Échantillons d’urine
D’autres acteurs ont parallèlement déjà conduit des enquêtes en Syrie pour attester de l’utilisation d’armes chimiques. Après le bombardement de Khan Cheikhoun, en avril 2017, les services de renseignement français ont mené leur enquête et affirmé que du gaz sarin, un agent neurotoxique, avait été utilisé, grâce, selon une source diplomatique, à une munition non explosée récupérée sur place. Elle avait permis à Paris d’affirmer que le régime syrien était à l’origine du bombardement.
Début 2013, deux journalistes du Monde avaient récupéré des échantillons (sang, urine, cheveux, vêtements) recueillis sur des victimes par des médecins après une attaque chimique à Jobar, dans la Ghouta orientale. Les flacons d’urine, analysés dans un laboratoire de la Délégation générale de l’armement, en France, avait permis d’authentifier l’usage du gaz sarin.
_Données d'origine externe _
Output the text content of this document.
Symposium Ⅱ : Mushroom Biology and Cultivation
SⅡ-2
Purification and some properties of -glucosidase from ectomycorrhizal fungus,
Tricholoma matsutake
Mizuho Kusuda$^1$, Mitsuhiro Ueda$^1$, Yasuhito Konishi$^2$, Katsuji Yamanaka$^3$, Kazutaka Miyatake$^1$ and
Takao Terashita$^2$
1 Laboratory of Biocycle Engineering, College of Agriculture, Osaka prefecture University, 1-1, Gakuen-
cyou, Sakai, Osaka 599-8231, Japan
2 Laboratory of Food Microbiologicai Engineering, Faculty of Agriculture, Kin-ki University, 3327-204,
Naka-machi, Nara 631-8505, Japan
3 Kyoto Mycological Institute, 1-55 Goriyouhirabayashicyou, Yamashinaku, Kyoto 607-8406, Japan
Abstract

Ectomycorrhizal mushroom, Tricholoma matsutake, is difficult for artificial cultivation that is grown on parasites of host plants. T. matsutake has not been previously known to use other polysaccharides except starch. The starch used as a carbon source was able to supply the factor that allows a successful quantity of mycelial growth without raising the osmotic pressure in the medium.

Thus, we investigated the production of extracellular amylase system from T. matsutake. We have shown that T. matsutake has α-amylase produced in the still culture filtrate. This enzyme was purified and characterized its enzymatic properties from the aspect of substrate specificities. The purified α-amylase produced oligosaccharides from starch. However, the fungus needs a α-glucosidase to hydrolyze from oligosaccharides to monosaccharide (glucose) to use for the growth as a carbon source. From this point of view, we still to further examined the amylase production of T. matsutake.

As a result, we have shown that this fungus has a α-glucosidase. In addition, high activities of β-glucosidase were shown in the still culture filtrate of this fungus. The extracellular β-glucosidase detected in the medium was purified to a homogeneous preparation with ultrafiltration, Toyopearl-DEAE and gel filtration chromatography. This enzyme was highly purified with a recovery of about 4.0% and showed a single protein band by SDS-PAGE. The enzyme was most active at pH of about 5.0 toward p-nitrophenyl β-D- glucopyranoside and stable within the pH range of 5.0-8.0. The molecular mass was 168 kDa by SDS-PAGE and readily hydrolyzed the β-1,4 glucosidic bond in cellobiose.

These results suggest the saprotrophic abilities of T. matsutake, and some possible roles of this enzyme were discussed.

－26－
L’OIAC, qui effectue son travail de collecte dans un but purement informatif, n’est pas censée établir les responsabilités lors d’une attaque chimique. Cette mission revenait jusqu’à la fin 2017 au Joint investigative mechanism (JIM), réunissant l’OIAC et l’ONU, mais dont le mandat n’a pas été renouvelé en raison de plusieurs veto russes aux Nations unies.